[Libreoffice-commits] core.git: 4 commits - sw/qa writerfilter/source
Michael Stahl
mstahl at redhat.com
Tue Jun 3 11:55:12 PDT 2014
sw/qa/core/data/rtf/pass/fdo79384.rtf | 1
sw/qa/extras/rtfimport/data/fdo79384.rtf | 9 +++
sw/qa/extras/rtfimport/rtfimport.cxx | 8 ++
writerfilter/source/rtftok/rtfdocumentimpl.cxx | 72 ++++++++++++++++++-------
writerfilter/source/rtftok/rtfdocumentimpl.hxx | 4 +
5 files changed, 75 insertions(+), 19 deletions(-)
New commits:
commit c087b60b0dd70c4a711ba1b4d556206a136fa468
Author: Michael Stahl <mstahl at redhat.com>
Date: Tue Jun 3 20:32:13 2014 +0200
(related: bnc#823675) RTF import: get rid of hacks for \f in LISTLEVEL
These weird hacks are apparently needed only because the \loch \hich
\dbch were mapped wrongly; for the list level destination it's only
important that the existing fonts are not overwritten.

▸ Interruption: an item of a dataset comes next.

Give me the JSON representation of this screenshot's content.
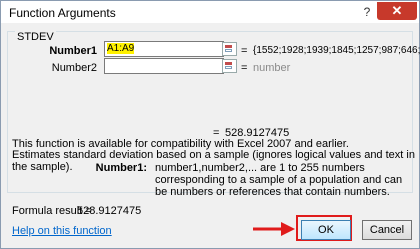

Change-Id: Ie2b9adf332b74c2744e9b1dbc4e878638e5ee078
diff --git a/writerfilter/source/rtftok/rtfdocumentimpl.cxx b/writerfilter/source/rtftok/rtfdocumentimpl.cxx
index 89d2294..77f0379 100644
--- a/writerfilter/source/rtftok/rtfdocumentimpl.cxx
+++ b/writerfilter/source/rtftok/rtfdocumentimpl.cxx
@@ -3518,14 +3518,11 @@ int RTFDocumentImpl::dispatchValue(RTFKeyword nKeyword, int nParam)
{
RTFSprms aFontAttributes;
aFontAttributes.set(nSprm, RTFValue::Pointer_t(new RTFValue(m_aFontNames[getFontIndex(nParam)])));
- // In the context of listlevels, \af seems to imply \f.
- if (nKeyword == RTF_AF)
- aFontAttributes.set(NS_ooxml::LN_CT_Fonts_ascii, RTFValue::Pointer_t(new RTFValue(m_aFontNames[getFontIndex(nParam)])));
RTFSprms aRunPropsSprms;
aRunPropsSprms.set(NS_ooxml::LN_EG_RPrBase_rFonts, RTFValue::Pointer_t(new RTFValue(aFontAttributes)));
- // If there are multiple \f or \af tokens, only handle the first one.
- if (!m_aStates.top().aTableSprms.find(NS_ooxml::LN_CT_Lvl_rPr))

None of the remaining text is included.